Dreamer bill faces grim odds in Senate
GOP has grown cool to immigrant protections
WASHINGTON – House Democrats introduced a bill Tuesday that would grant permanent protections to undocumented immigrants brought to the country as children, but the fate of those Dreamers will rest in the hands of Senate Republicans, who have struggled for nearly two decades to come up with a solution that they, and their conservative base, can endorse.
There used to be a time when the DREAM Act was accepted by a wide range of Senate Republicans who said it was unfair to punish children for the actions of their parents. The 2003 version of the bill was sponsored by Sen. Orrin Hatch, R-Utah, and had 12 other GOP co-sponsors.

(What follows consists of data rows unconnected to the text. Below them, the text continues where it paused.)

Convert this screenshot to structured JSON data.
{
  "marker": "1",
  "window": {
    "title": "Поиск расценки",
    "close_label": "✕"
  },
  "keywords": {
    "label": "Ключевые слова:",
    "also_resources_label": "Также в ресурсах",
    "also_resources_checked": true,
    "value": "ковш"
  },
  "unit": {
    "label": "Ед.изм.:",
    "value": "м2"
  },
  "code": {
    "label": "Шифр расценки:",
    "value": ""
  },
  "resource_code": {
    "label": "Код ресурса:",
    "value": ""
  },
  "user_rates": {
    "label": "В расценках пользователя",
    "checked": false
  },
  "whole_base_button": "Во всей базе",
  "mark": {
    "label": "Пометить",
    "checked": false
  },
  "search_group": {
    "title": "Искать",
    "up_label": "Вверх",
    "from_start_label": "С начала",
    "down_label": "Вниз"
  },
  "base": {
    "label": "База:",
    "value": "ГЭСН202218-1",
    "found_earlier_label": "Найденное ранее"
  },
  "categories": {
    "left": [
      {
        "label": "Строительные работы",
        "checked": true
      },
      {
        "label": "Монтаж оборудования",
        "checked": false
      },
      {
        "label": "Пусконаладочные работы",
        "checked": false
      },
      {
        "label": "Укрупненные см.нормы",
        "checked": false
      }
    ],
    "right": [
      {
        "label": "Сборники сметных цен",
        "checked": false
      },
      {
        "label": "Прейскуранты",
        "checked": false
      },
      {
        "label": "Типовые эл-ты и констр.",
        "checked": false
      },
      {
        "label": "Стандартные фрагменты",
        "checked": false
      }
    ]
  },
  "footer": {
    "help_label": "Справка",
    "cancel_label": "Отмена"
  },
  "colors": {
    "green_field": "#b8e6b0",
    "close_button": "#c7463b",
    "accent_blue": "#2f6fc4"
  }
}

But little by little, as the party’s conservative wing began viewing the DREAM Act less as an act of “compassion” and more an act of “amnesty,” the GOP has backed away from the idea. The 2005 version of the bill had nine Republican co-sponsors, the 2007 version had five, the 2009 version had two, and the 2011 version had none.
In 2017, most Senate Republicans quickly tweeted statements supporting President Donald Trump after he announced his decision to end the Deferred Action for Childhood Arrivals program, the Obama-era program that protected more than 800,000 Dreamers from deportation.
“It’s a situation where members decide this is not an issue that they’re prepared to bleed and die on. There are several out there that support it, but this doesn’t appear to be the time.”
Richard Lugar
Former Republican senator from Indiana, on prospects for Senate action to protect Dreamers
That decision was blocked by courts, leaving Dreamers in limbo and prompting the push by House Democrats to pass a permanent legislative fix for them. Its prospects in today’s Senate GOP caucus appear dire.
Richard Lugar, a Republican from Indiana who served 36 years in the Senate, was an early supporter of the DREAM Act. He said that even before the tea party movement and the Freedom Caucus and Trump’s zealous band of followers, Republicans agonized between their personal belief that Dreamers were entitled to citizenship and their political concerns over supporting any form of “amnesty.”
That internal battle has become more acute, Lugar said, as polarization has intensified between the parties and within the Republican Party itself. That leaves senators seeing little payoff to support the DREAM Act and all kinds of risks.
“It’s a situation where members decide this is not an issue that they’re prepared to bleed and die on,” Lugar said. “There are several out there that support it, but this doesn’t appear to be the time.”
Sen. Roy Blunt, R-Mo., paused Tuesday after USA TODAY asked whether he believed the Senate should take up the House bill. “I’m actually very pro-Dreamers,” he said, but he wouldn’t say how he’d vote on the bill because he hadn’t seen details.
Many of his colleagues were more direct, saying a stand-alone Dreamer bill has no chance. Instead, the White House and most Republicans have endorsed a Dreamer fix only in exchange for billions of dollars in border security or wholesale changes of the legal immigration system.
“The immigration quagmire has changed,” Sen. Tim Scott, R-S.C., said when asked what has shifted within his party. “Everybody is going to have to give something in order to make progress, that’s what’s changed.”